Bulk imports need care

When you import data for one tenant while other tenants are querying, you need to think about transaction isolation. We use READ COMMITTED isolation for normal queries and move bulk imports into separate transactions with explicit locking on the import staging table. Without this, we saw partial reads where a tenant could see half-imported data.

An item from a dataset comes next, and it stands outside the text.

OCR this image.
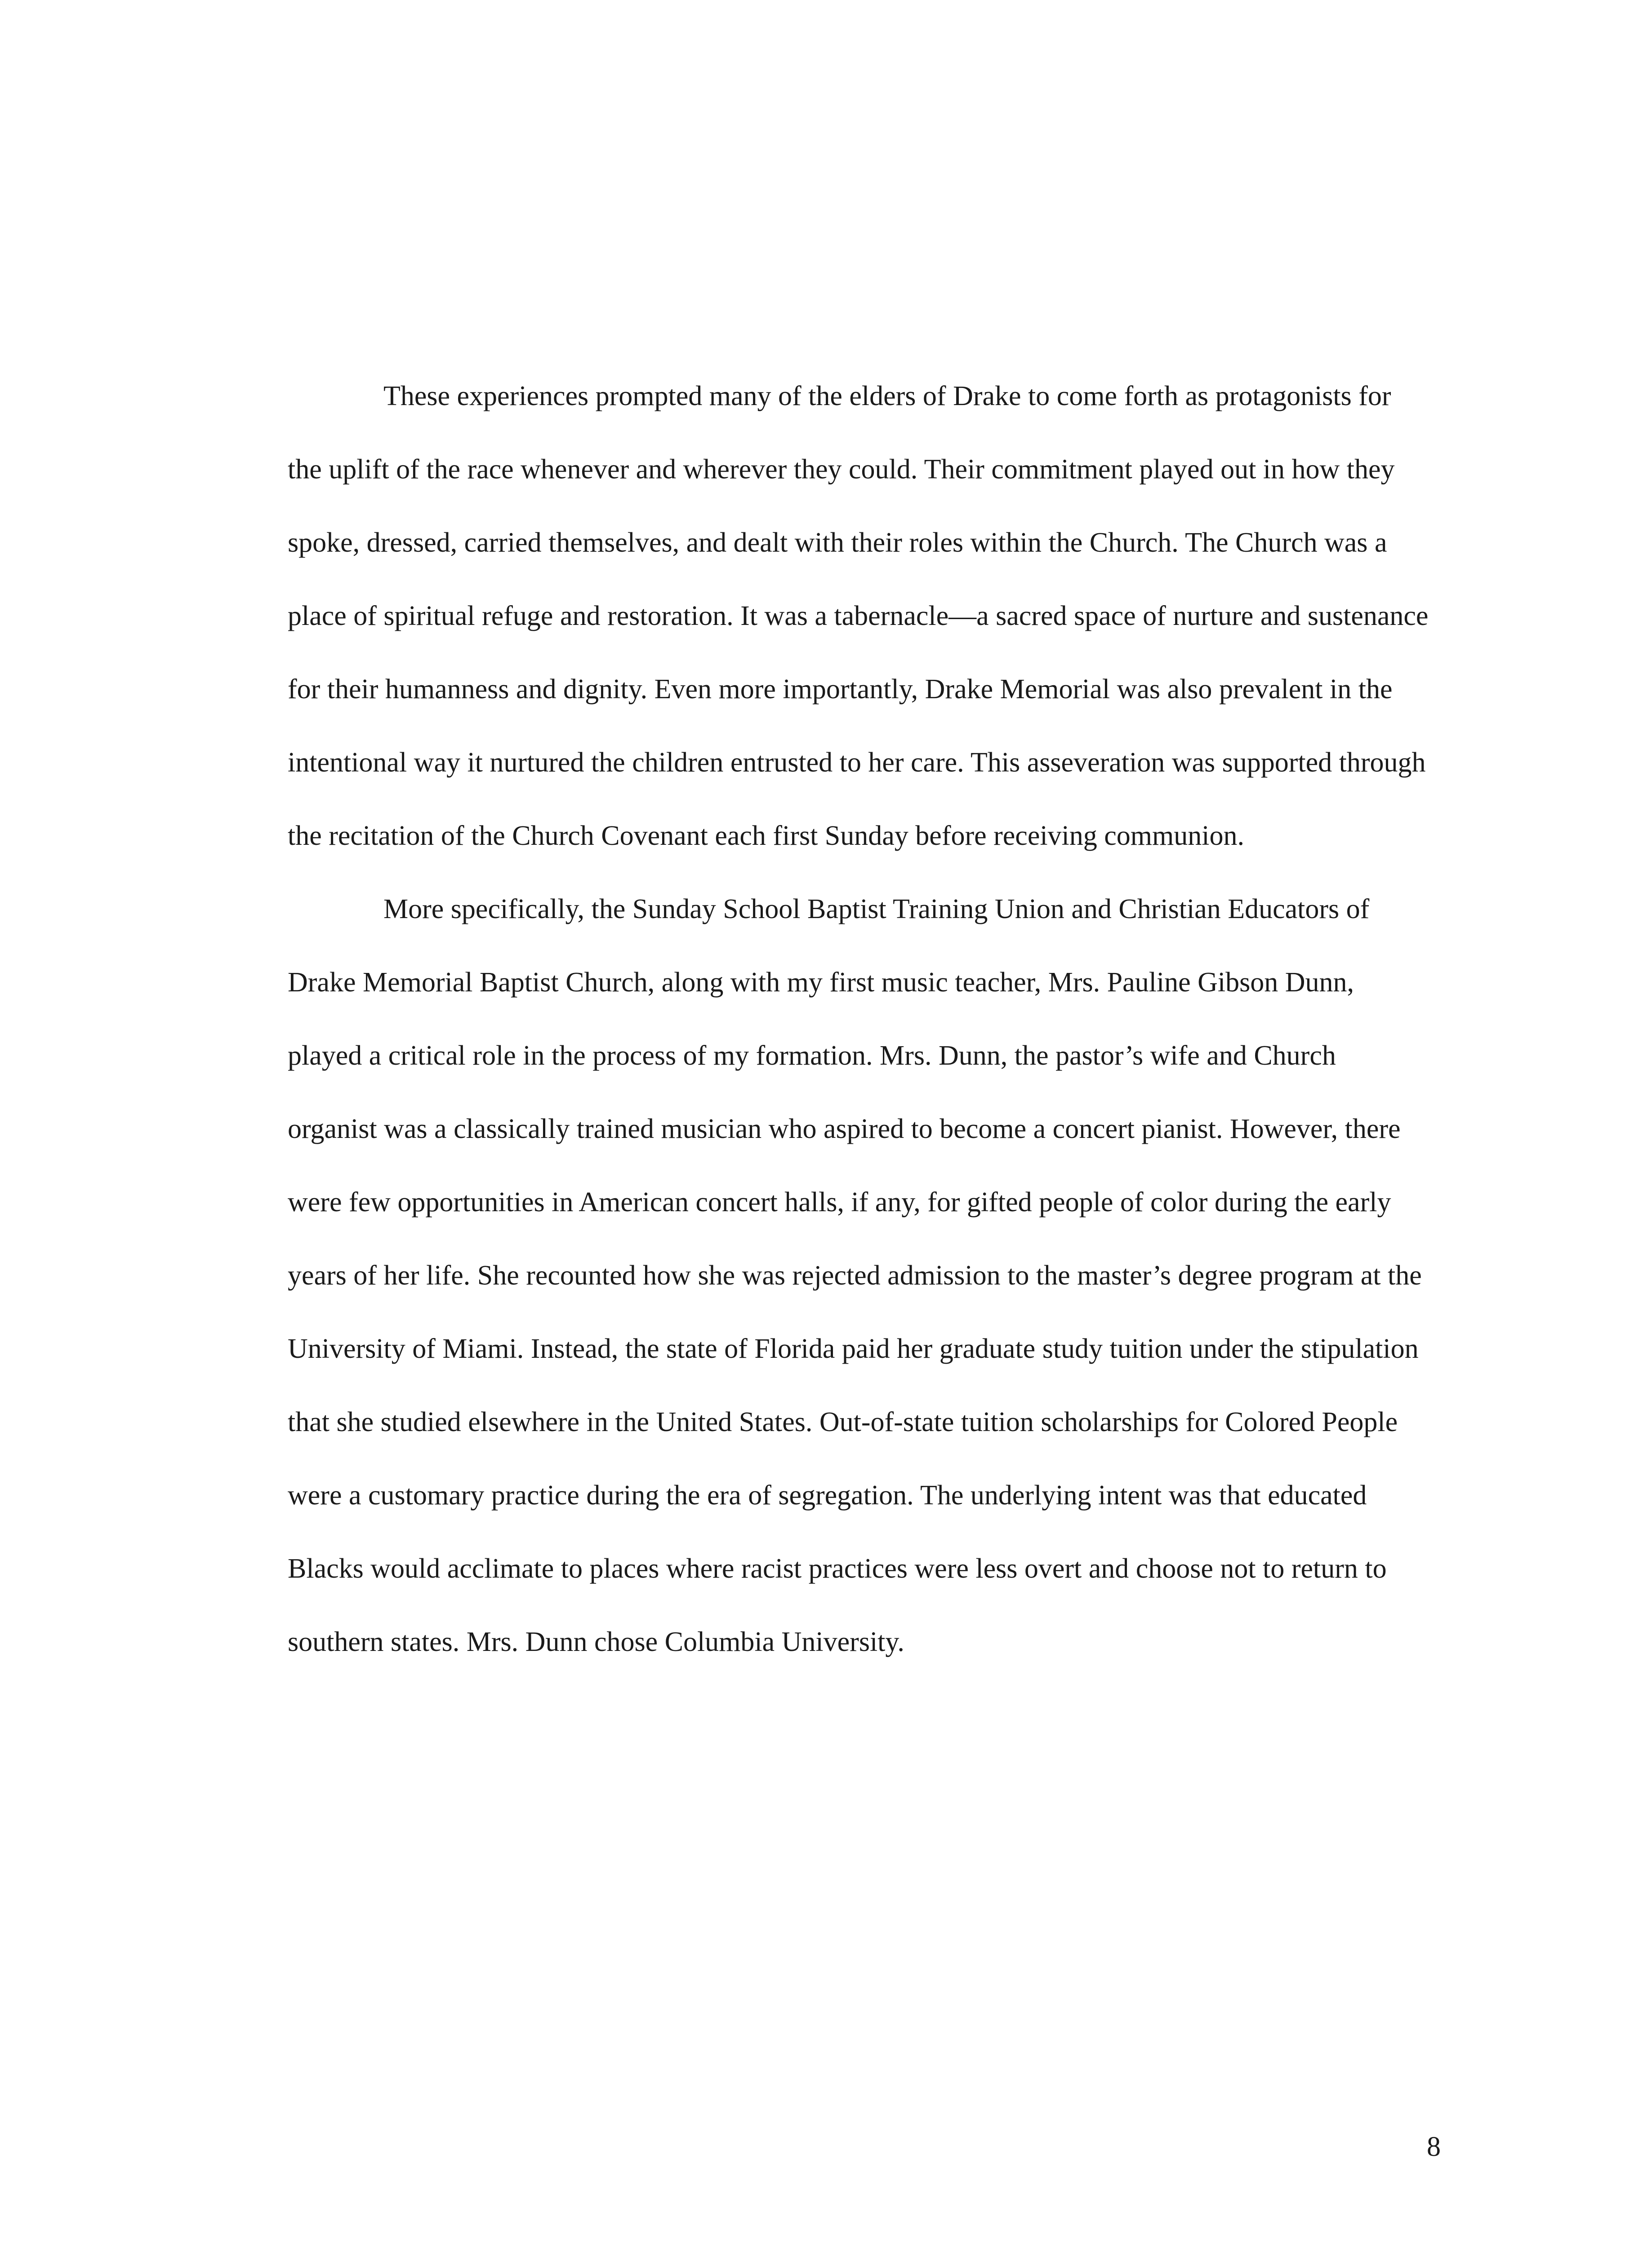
These experiences prompted many of the elders of Drake to come forth as protagonists for the uplift of the race whenever and wherever they could. Their commitment played out in how they spoke, dressed, carried themselves, and dealt with their roles within the Church. The Church was a place of spiritual refuge and restoration. It was a tabernacle—a sacred space of nurture and sustenance for their humanness and dignity. Even more importantly, Drake Memorial was also prevalent in the intentional way it nurtured the children entrusted to her care. This asseveration was supported through the recitation of the Church Covenant each first Sunday before receiving communion.

More specifically, the Sunday School Baptist Training Union and Christian Educators of Drake Memorial Baptist Church, along with my first music teacher, Mrs. Pauline Gibson Dunn, played a critical role in the process of my formation. Mrs. Dunn, the pastor’s wife and Church organist was a classically trained musician who aspired to become a concert pianist. However, there were few opportunities in American concert halls, if any, for gifted people of color during the early years of her life. She recounted how she was rejected admission to the master’s degree program at the University of Miami. Instead, the state of Florida paid her graduate study tuition under the stipulation that she studied elsewhere in the United States. Out-of-state tuition scholarships for Colored People were a customary practice during the era of segregation. The underlying intent was that educated Blacks would acclimate to places where racist practices were less overt and choose not to return to southern states. Mrs. Dunn chose Columbia University.

8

RLS for things beyond access control

Once every table is tenant-scoped, you get some useful things for free.

Resource quotas

We limit each tenant to a maximum number of API routes based on their plan. The check is a simple count query: SELECT COUNT(*) FROM routes. Because RLS is active, this only counts the current tenant's routes. No WHERE clause needed. The quota check does not even know other tenants exist.

Billing isolation

Usage metering works the same way. SELECT SUM(request_count) FROM usage WHERE period = '2026-03' automatically returns only the current tenant's usage. The billing pipeline sets the session variable and reads usage figures. It cannot accidentally bill Tenant A for Tenant B's traffic.

Audit logging

Our audit log table is also RLS-protected. When a tenant asks "show me who changed this route," the query is tenant-scoped without any application logic. The audit trail cannot leak across tenants, and we did not write a single line of filtering code to make that happen.

When RLS is not enough

We hit the wall at around 400 tenants. Not because RLS broke. Because one tenant was responsible for 60% of all traffic.

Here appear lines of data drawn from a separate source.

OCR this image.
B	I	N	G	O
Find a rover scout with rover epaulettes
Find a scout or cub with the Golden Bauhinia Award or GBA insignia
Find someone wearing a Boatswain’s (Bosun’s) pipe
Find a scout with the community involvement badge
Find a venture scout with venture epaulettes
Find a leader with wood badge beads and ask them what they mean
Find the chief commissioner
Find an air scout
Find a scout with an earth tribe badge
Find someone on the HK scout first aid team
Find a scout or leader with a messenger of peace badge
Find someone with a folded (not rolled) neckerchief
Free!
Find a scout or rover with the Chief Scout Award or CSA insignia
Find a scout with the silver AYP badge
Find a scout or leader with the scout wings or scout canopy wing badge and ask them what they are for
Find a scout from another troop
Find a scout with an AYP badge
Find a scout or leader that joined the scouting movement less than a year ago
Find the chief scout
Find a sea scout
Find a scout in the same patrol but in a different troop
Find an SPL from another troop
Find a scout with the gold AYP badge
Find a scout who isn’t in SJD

That tenant had 12,000 API routes. The next largest had 300. Their analytics table had 40 million rows. Everyone else combined had 10 million. Query planning was fine for the long tail, but this one tenant's queries were competing for the same shared resources as everyone else.

We could have thrown more hardware at it. We did, for a while. But the real problem was that this tenant needed different vacuum settings, different connection pool sizes, and different backup frequency than the rest.

So we moved them to a dedicated database. Just that one tenant. The other 399 stayed on shared RLS. Our application routing layer checks a tenant config table: if the tenant has a dedicated database, use that connection pool. Otherwise, use the shared pool.

The threshold for us was: if a tenant uses more than 40% of total database resources for two consecutive weeks, they get their own database. We have moved three tenants off so far. The rest are happy on shared RLS and probably will be for years.

What I would do differently

I would add tenant_id to every index from day one. We had to rebuild several large indexes in production, which meant hours of CREATE INDEX CONCURRENTLY and careful monitoring.

I would also build the dedicated-database escape hatch earlier. Not because we needed it early, but because knowing the path out makes you less nervous about putting everything on shared RLS in the first place.

RLS is not magic. It is a PostgreSQL feature that does one thing well: it makes sure your application code cannot accidentally show one tenant's data to another. The quotas, the billing, the audit trail, those are side effects of a good data model. But that one thing, the isolation guarantee that works even when your developers are tired and your code has bugs, that is the reason we use it.